Learning objective: After reading this article, learners will be able to cite a new clinical development in essential thrombocythemia.


Results from a single-center, cross-sectional registry analysis, comparing clinical features, outcomes, and potential driver mutations in patients with essential thrombocythemia (ET) with and without JAK2V617F and/or CALR mutations, were published in Hematology by Thammayot et al. The analysis included 162 patients diagnosed with ET between 2007 and 2024 (JAK2 mutated, n = 99; JAK2/CALR unmutated, n = 39); whole exome sequencing (WES) was performed in a subset of patients with JAK2V617F/CALR-unmutated disease (n = 15). The primary objective was to compare clinical characteristics and outcomes of patients with and without JAK2V617F and CALR mutations. The secondary objective was to identify potential driver mutations in patients with unmutated disease using WES. 

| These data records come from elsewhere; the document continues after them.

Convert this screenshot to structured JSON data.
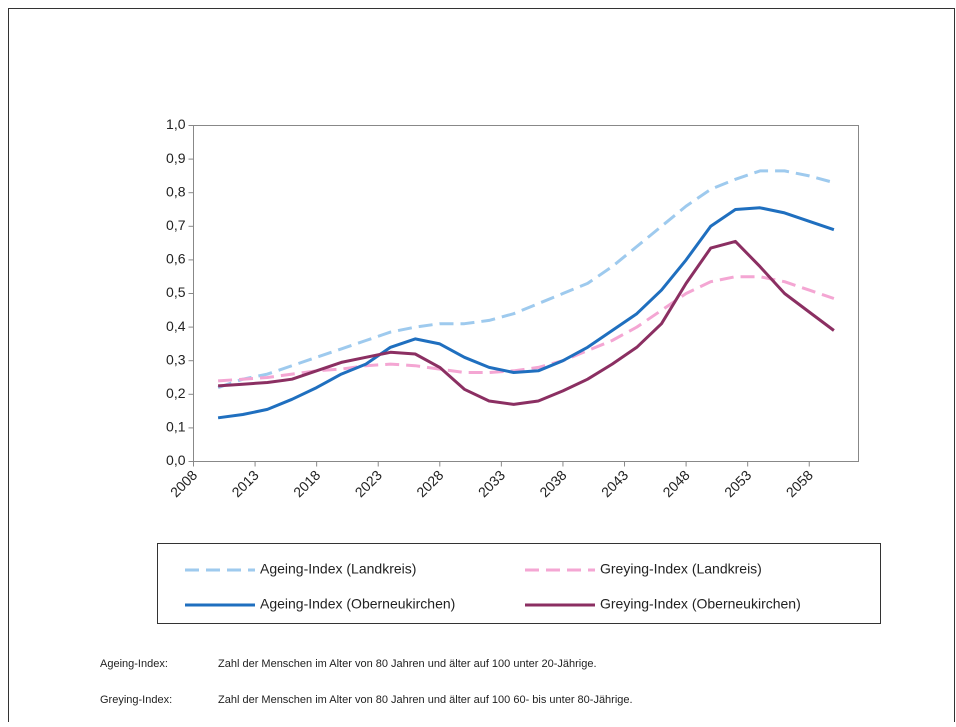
{
  "chart_data": {
    "type": "line",
    "x": [
      2010,
      2012,
      2014,
      2016,
      2018,
      2020,
      2022,
      2024,
      2026,
      2028,
      2030,
      2032,
      2034,
      2036,
      2038,
      2040,
      2042,
      2044,
      2046,
      2048,
      2050,
      2052,
      2054,
      2056,
      2058,
      2060
    ],
    "series": [
      {
        "name": "Ageing-Index (Landkreis)",
        "color": "#9ecaee",
        "style": "dashed",
        "values": [
          0.22,
          0.245,
          0.26,
          0.285,
          0.31,
          0.335,
          0.36,
          0.385,
          0.4,
          0.41,
          0.41,
          0.42,
          0.44,
          0.47,
          0.5,
          0.53,
          0.58,
          0.64,
          0.7,
          0.76,
          0.81,
          0.84,
          0.865,
          0.865,
          0.85,
          0.83
        ]
      },
      {
        "name": "Greying-Index (Landkreis)",
        "color": "#f4a6d3",
        "style": "dashed",
        "values": [
          0.24,
          0.245,
          0.25,
          0.26,
          0.27,
          0.275,
          0.285,
          0.29,
          0.285,
          0.275,
          0.265,
          0.265,
          0.27,
          0.28,
          0.3,
          0.33,
          0.36,
          0.4,
          0.45,
          0.5,
          0.535,
          0.55,
          0.55,
          0.535,
          0.51,
          0.485
        ]
      },
      {
        "name": "Ageing-Index (Oberneukirchen)",
        "color": "#1f6fbf",
        "style": "solid",
        "values": [
          0.13,
          0.14,
          0.155,
          0.185,
          0.22,
          0.26,
          0.29,
          0.34,
          0.365,
          0.35,
          0.31,
          0.28,
          0.265,
          0.27,
          0.3,
          0.34,
          0.39,
          0.44,
          0.51,
          0.6,
          0.7,
          0.75,
          0.755,
          0.74,
          0.715,
          0.69
        ]
      },
      {
        "name": "Greying-Index (Oberneukirchen)",
        "color": "#8b2f62",
        "style": "solid",
        "values": [
          0.225,
          0.23,
          0.235,
          0.245,
          0.27,
          0.295,
          0.31,
          0.325,
          0.32,
          0.28,
          0.215,
          0.18,
          0.17,
          0.18,
          0.21,
          0.245,
          0.29,
          0.34,
          0.41,
          0.53,
          0.635,
          0.655,
          0.58,
          0.5,
          0.445,
          0.39
        ]
      }
    ],
    "xlim": [
      2008,
      2062
    ],
    "xticks": [
      2008,
      2013,
      2018,
      2023,
      2028,
      2033,
      2038,
      2043,
      2048,
      2053,
      2058
    ],
    "ylim": [
      0,
      1
    ],
    "yticks": [
      {
        "value": 0,
        "label": "0,0"
      },
      {
        "value": 0.1,
        "label": "0,1"
      },
      {
        "value": 0.2,
        "label": "0,2"
      },
      {
        "value": 0.3,
        "label": "0,3"
      },
      {
        "value": 0.4,
        "label": "0,4"
      },
      {
        "value": 0.5,
        "label": "0,5"
      },
      {
        "value": 0.6,
        "label": "0,6"
      },
      {
        "value": 0.7,
        "label": "0,7"
      },
      {
        "value": 0.8,
        "label": "0,8"
      },
      {
        "value": 0.9,
        "label": "0,9"
      },
      {
        "value": 1,
        "label": "1,0"
      }
    ],
    "notes": [
      {
        "term": "Ageing-Index:",
        "text": "Zahl der Menschen im Alter von 80 Jahren und älter auf 100 unter 20-Jährige."
      },
      {
        "term": "Greying-Index:",
        "text": "Zahl der Menschen im Alter von 80 Jahren und älter auf 100 60- bis unter 80-Jährige."
      }
    ]
  }
}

Key data: Patients with JAK2V617F/CALR-unmutated ET were significantly younger than those with JAK2V617F-mutated ET (mean, 53.7 vs 61.1 years; p = 0.012). The overall response rate (ORR) was 79% in patients with JAK2V617F/CALR-unmutated ET vs 88% in those with JAK2V617F-mutated disease, while the rate of treatment non-response was significantly higher with unmutated ET (30.77% vs 11.11%; p = 0.02). There were no significant differences in the rates of hydroxyurea (HU) intolerance/resistance, progression to myelofibrosis (MF), leukemic transformation, new thrombotic events, or new bleeding between the mutated and unmutated cohorts, while secondary malignancy was more common in patients with unmutated disease (p = 0.02). With a median follow-up of 159.6 months, median overall survival (OS) was similar between patients with vs without JAK2V617F and/or CALR mutations (12.6 years vs 13.5 years, respectively; p = 0.63). Among 15 patients with JAK2V617F/CALR-unmutated ET and selected for WES, somatic variants were detected in 93.3%. Changes in CALR and MPL were among potential driver mutations identified.  

Key learning: Overall, clinical characteristics and outcomes were largely comparable between patients diagnosed with ET with and without JAK2V617F and/or CALR mutations, while WES identified additional candidate driver mutations in patients with JAK2V617F/CALR-unmutated ET. These findings support consideration of broader genomic profiling to improve molecular classification and inform longitudinal monitoring in this setting.